Beringea UK, he said, seeks to invest in businesses that already have a £1m run-rate, meaning that they’ve already proven they can sell their product.

The right team

Investing in an entrepreneur and their idea is obviously an important part of the game, but Dagger, like many venture capital investors before him, believes a company’s true potential lies in the strength of its core management team.

“We always consider the credentials of the management team and there are certain things that we look for during our assessment,” said Dagger.

The firm, he explained, is looking for people who have previously held senior roles within their industry.
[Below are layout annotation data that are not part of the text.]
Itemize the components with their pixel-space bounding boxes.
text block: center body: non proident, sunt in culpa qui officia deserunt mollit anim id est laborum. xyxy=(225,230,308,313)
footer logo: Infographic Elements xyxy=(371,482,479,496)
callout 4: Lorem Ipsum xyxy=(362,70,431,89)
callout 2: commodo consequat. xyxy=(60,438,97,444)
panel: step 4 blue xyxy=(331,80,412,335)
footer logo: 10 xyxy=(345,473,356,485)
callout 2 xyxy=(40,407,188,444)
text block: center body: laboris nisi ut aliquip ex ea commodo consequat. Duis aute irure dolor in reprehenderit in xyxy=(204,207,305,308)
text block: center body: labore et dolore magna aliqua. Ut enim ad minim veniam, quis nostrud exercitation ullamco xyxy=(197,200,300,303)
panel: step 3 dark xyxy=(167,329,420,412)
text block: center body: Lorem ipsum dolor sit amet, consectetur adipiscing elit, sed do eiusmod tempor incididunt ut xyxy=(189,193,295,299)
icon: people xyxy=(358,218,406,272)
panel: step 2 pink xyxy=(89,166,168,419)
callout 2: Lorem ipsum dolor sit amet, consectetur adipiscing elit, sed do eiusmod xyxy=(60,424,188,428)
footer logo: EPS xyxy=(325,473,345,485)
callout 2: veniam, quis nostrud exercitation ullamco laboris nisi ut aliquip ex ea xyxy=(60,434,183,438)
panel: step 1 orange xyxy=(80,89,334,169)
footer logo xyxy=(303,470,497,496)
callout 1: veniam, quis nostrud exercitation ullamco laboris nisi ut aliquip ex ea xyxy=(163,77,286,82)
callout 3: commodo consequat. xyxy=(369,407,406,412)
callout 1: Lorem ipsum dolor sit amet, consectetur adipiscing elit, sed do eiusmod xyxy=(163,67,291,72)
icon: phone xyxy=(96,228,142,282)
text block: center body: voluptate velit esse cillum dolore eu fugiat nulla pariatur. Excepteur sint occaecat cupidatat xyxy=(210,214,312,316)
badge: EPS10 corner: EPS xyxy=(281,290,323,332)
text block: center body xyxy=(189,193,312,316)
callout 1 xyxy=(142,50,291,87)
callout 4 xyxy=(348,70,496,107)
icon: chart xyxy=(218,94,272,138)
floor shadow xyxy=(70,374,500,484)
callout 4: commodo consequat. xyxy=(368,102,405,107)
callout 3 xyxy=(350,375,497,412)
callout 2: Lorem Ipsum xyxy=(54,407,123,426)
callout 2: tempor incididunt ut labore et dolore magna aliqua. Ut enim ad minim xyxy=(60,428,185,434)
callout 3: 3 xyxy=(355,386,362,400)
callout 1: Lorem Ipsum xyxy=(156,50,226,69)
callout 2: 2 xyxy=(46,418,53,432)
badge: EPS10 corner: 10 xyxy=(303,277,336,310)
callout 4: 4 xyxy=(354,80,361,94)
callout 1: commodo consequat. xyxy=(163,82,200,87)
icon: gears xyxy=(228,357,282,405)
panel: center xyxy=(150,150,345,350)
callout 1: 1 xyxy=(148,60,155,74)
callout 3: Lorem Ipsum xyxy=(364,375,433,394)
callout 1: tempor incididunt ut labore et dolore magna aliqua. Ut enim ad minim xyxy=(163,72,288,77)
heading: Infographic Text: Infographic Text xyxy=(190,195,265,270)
Another element investors on the team look out for is the variety of skill sets.

“Having a salesperson who understands sales or a head of finance who can help the business plan and take it to profitability really makes a difference,” he noted.
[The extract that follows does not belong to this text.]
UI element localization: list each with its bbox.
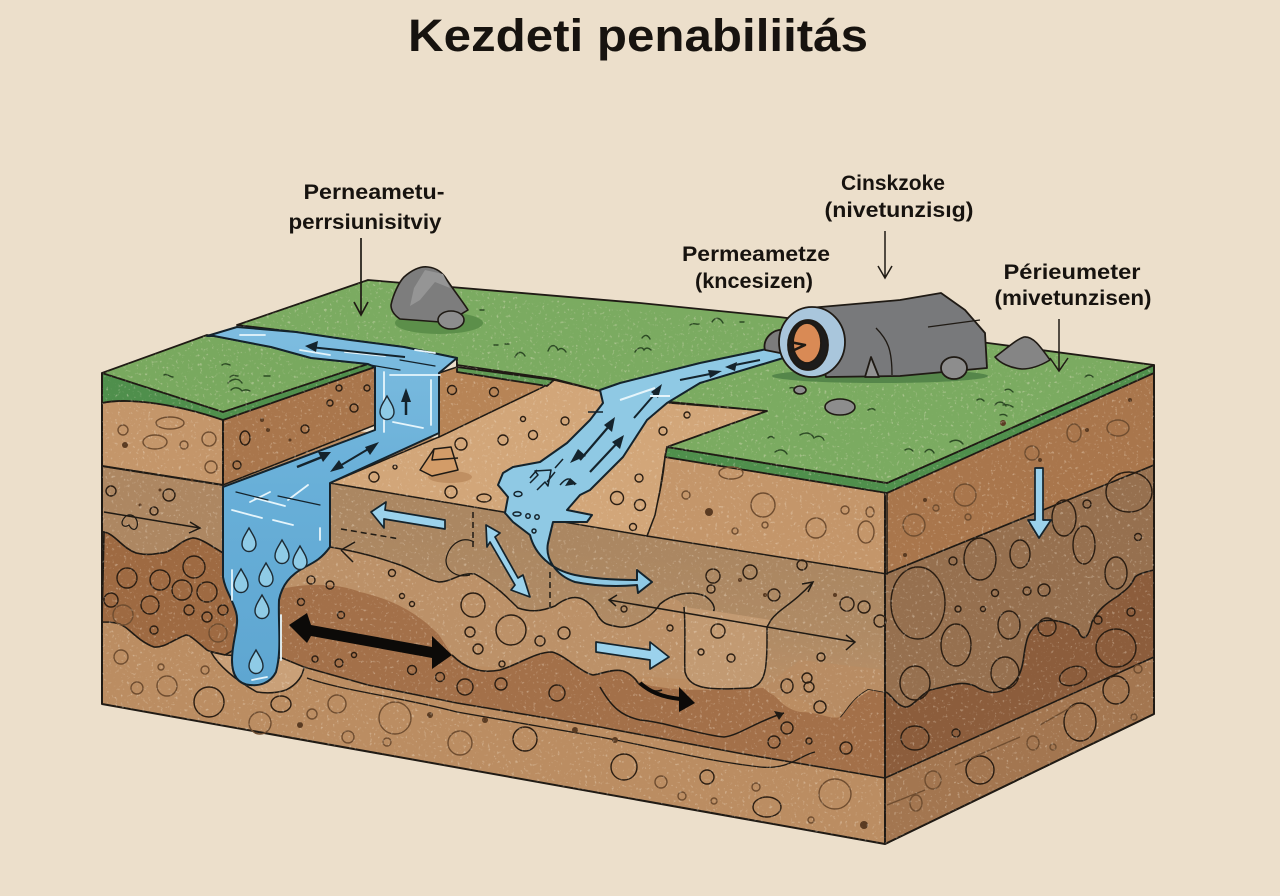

Whether a startup is founded by one, two or more individuals is less of a concern.

“We’ve invested in businesses that are co-founded by two or three people, which is a nice model because then you’ve at least got two people who bring complementary skills to the business.

“Equally, we’ve invested in businesses where you’ve got a solo founder with a strong management team,” said Dagger.
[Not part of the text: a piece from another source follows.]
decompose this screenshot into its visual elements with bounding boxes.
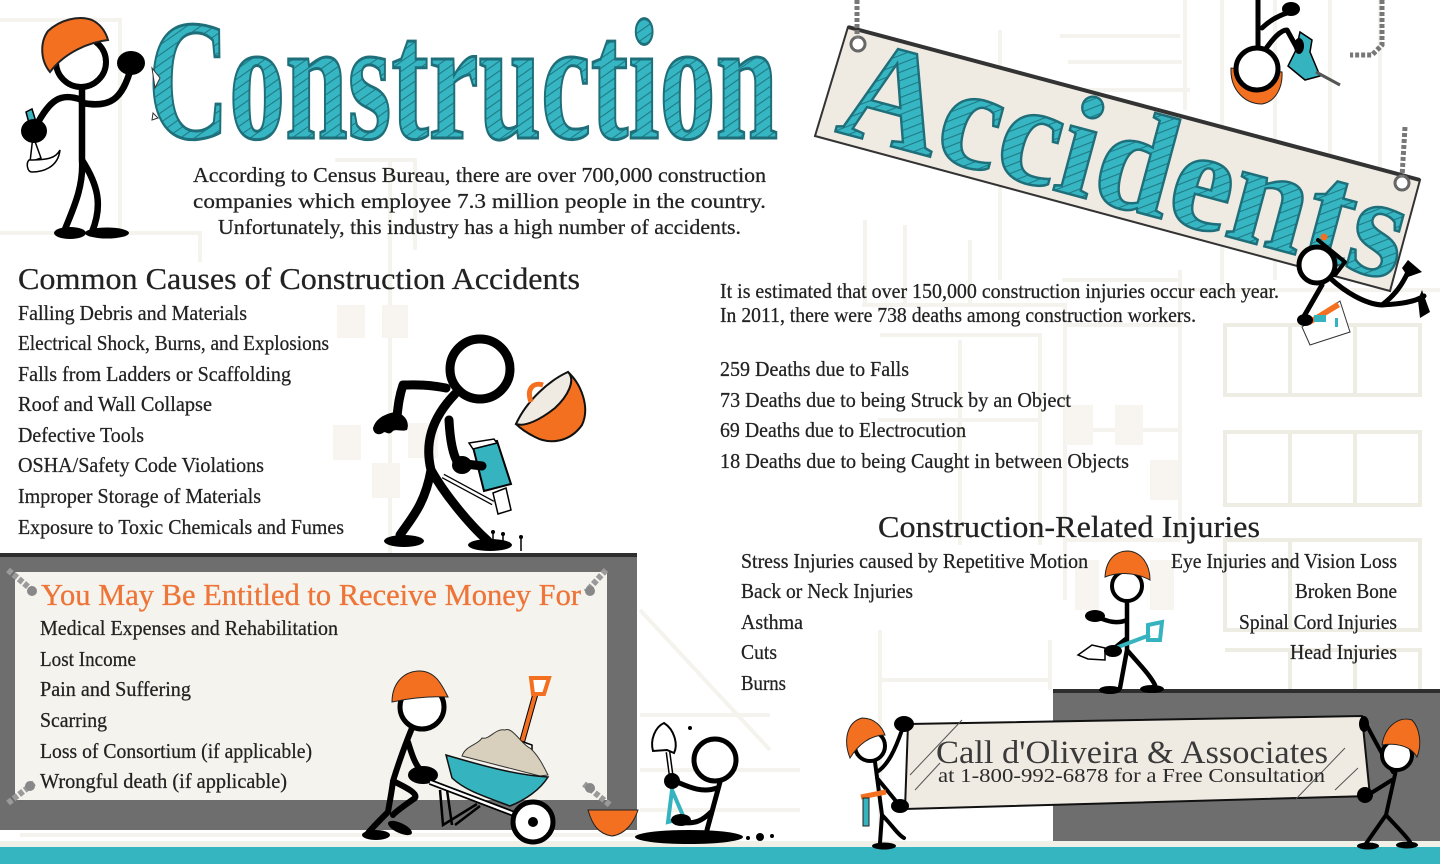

Similarly to other investment firms, Beringea UK is keen to sit on the board of its portfolio companies. This, Dagger believes, is of mutual benefit to startups and VCs.

“We almost always take a seat on each board, which itself comes with a lot of responsibilities and ways in which you can add value to board meetings or at strategic level; helping businesses plan for the future, advising them where to invest or when to expand overseas,” said Dagger.

According to him, the other way Beringea UK can add value to its portfolio companies is by widening the network of people that entrepreneurs have access to – something which can prove useful when it comes to hiring.


Dagger, who sees five to 10 business plans a week, opened up about the kind things that pique his interest in a company.

“Every VC will have their own take on this,” he said, adding: “One of the things that we look out for are what we call ‘capital efficient businesses’.”

By this Dagger refers to businesses that have a route to profitability and do not necessarily need to keep raising funds in order to survive and thrive. This, of course, is dependent on the market they are operating in.

Firms such as Deliveroo, which has raised a whopping $474.59m in five rounds from 11 different investors, are unique in that they operate in ‘winner takes it all markets’, he explained.

Startups operating within the food delivery or social network space face an increasing amount of competition from other firms that are raising equally as much cash. In these kind of deals, Dagger noted, investors need to make large commitments in order to win big. But this, he added, is a dangerous race.

Although particularly interested in the media sector, as that’s where most of his experience lies, Dagger is enthusiastic about the progress being made with virtual and augmented reality.

“Demos have moved on leaps and bounds in the last two years to the point where you are now much more comfortable in the virtual environment,” said the investor, who seemed particularly impressed with a demo that had allowed him to feel like he was standing on the beach looking award winning artist Adele straight in the eye.

“Not that I am a big Adele fan, but it’s still pretty cool,” he joked.

A-listers aside, it’s the nation’s talented tech entrepreneurs Dagger is interested in meeting and potentially interested in investing in.